ZHOU Shengwei’s debut feature SHe is a masterful piece of both art and political commentary. Created from over 58,000 photos of everyday objects, Zhou creates a story most horrifying, disturbing, yet wonderful in nature leaving you questioning the state of our world.
SHe follows the story of a female red high heel shoe. In their world, male shoes have control of the world and the final say in all things. The female shoes only exist to reproduce and have no right to work. Any new female baby shoes born are immediately transformed into a male shoe –through an awful process of being stripped of their identity by being painted black and forcibly tacked on with bolts and screws (the male working shoe). The red high heel observes the cruelty towards the female baby shoes and determines she wants better for her own daughter. She manages to save her daughter from the transformation through endangering herself by disguising as a male shoe in order to gain work. She soon realizes the difficulties of factory work. Being bullied and isolated at work, she has a difficult time making money yet her male counterparts barely work yet reap all the benefits. She eventually is found out but manages to overcome and overpower the male shoes to ultimately put them under her rule. Through her determination and fight, she manages to survive and raise her daughter into adulthood.
At first glance, SHe seems to be a movie of feminist power. Yet at a deeper level, it is a story about individualism. How one person overcomes the hardships of her reality to climb to the top of the food chain, ruling over all. It is a cyclical story where one’s triumph is another’s downfall. There is no sympathy for the collective, and no empathy for her own gender, only her goal of survival to live another day for her daughter so she can return to raise her up.

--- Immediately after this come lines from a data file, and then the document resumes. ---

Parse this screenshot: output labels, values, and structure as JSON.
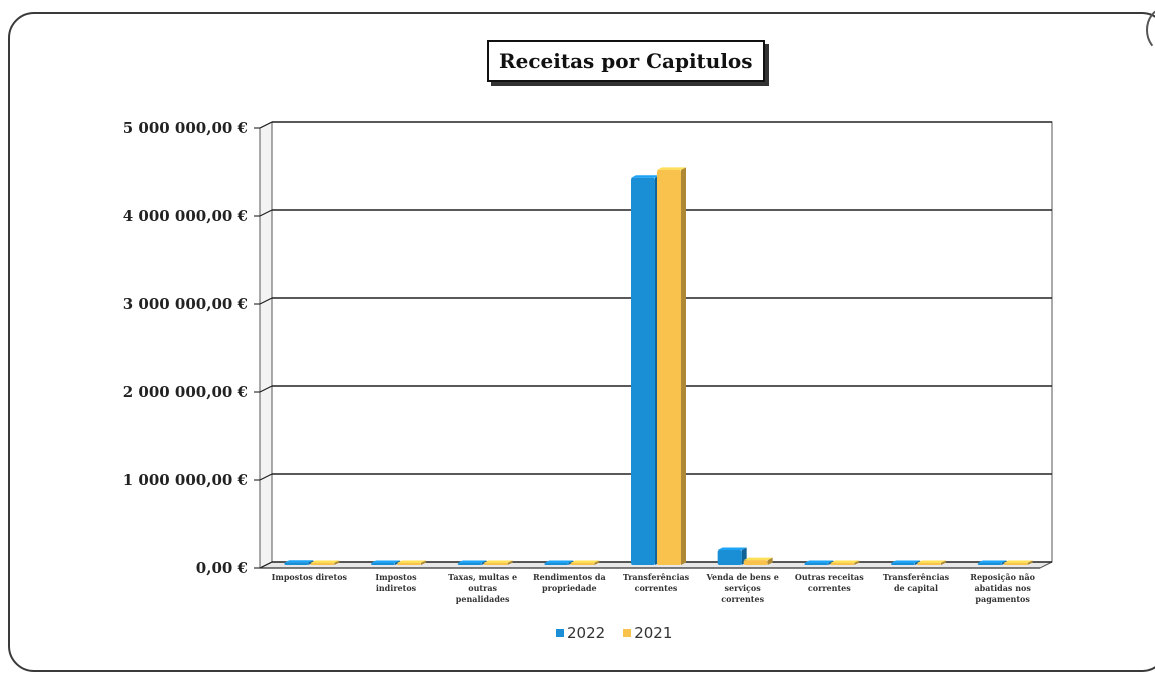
{
  "chart_data": {
    "type": "bar",
    "title": "Receitas por Capitulos",
    "categories": [
      "Impostos diretos",
      "Impostos indiretos",
      "Taxas, multas e outras penalidades",
      "Rendimentos da propriedade",
      "Transferências correntes",
      "Venda de bens e serviços correntes",
      "Outras receitas correntes",
      "Transferências de capital",
      "Reposição não abatidas nos pagamentos"
    ],
    "series": [
      {
        "name": "2022",
        "color": "#1a8fd6",
        "values": [
          25000,
          15000,
          20000,
          10000,
          4400000,
          170000,
          8000,
          3000,
          2000
        ]
      },
      {
        "name": "2021",
        "color": "#f9c24c",
        "values": [
          22000,
          12000,
          18000,
          8000,
          4490000,
          55000,
          6000,
          2000,
          1500
        ]
      }
    ],
    "ylim": [
      0,
      5000000
    ],
    "yticks": [
      0,
      1000000,
      2000000,
      3000000,
      4000000,
      5000000
    ],
    "ytick_labels": [
      "0,00 €",
      "1 000 000,00 €",
      "2 000 000,00 €",
      "3 000 000,00 €",
      "4 000 000,00 €",
      "5 000 000,00 €"
    ],
    "grid": true,
    "legend_position": "bottom"
  }
}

Zhou throws in a twist ending, leaving the storyline open but realistic in its depiction of the world we live in.
The genius of this movie comes from Zhou’s artisty. SHe is a macabre piece of artwork filled with vivid and graphic imagery. Zhou managed to take every day pieces and transformed them into living creatures living in a dark world. Add on the strong symbolism through colour, SHe is a picture of the grotesque. Watching the movie is an uncomfortable experience; knowing that simple everyday items are representative of the inhumanity seen in the underbellies of the world we know. Something as simple as a red high heel holds so much meaning and represents a lot, it is not happenstance that Zhou chose it to represent the female. Red is a fierce colour and often represents danger when combined with a woman. It is no surprise then that the high heel will ultimately succeed to rise above all. Contrast the male shoe –represented by a black loafer. A plain working shoe, ever so common, it dominates the workplace and has become comfortable and complacent in the world they exist in. It is no wonder that the red high heel comes out triumphant.
What I love about the movie is that the seemingly abstract is rooted in imagery we are familiar with, or can understand because on some level, we see how the darker side of the world operates. One motif that underlines the movie is that of the colour green and growth. Plants are representative of growth, and flowers that of femininity and fertility. Zhou manages to take this a step further and uses this motif as a source of power for the red high heel. It is associated with her life and her will to fight on for her daughter. Green plants become a way to overtake the factory and leads to her eventual triumph, yet it is not a glorious victory, but one that allows her daughter’s life to carry on.
SHe is filled with so much rich imagery and depictions; it is an overwhelming film that will leave you questioning the world we live in. In its macabre scenes and pictures of the grotesque, Zhou’s debut film will leave you unsettled, but morbidly appreciative of his artistry. SHe is not for the faint of heart but will leave a lasting impression.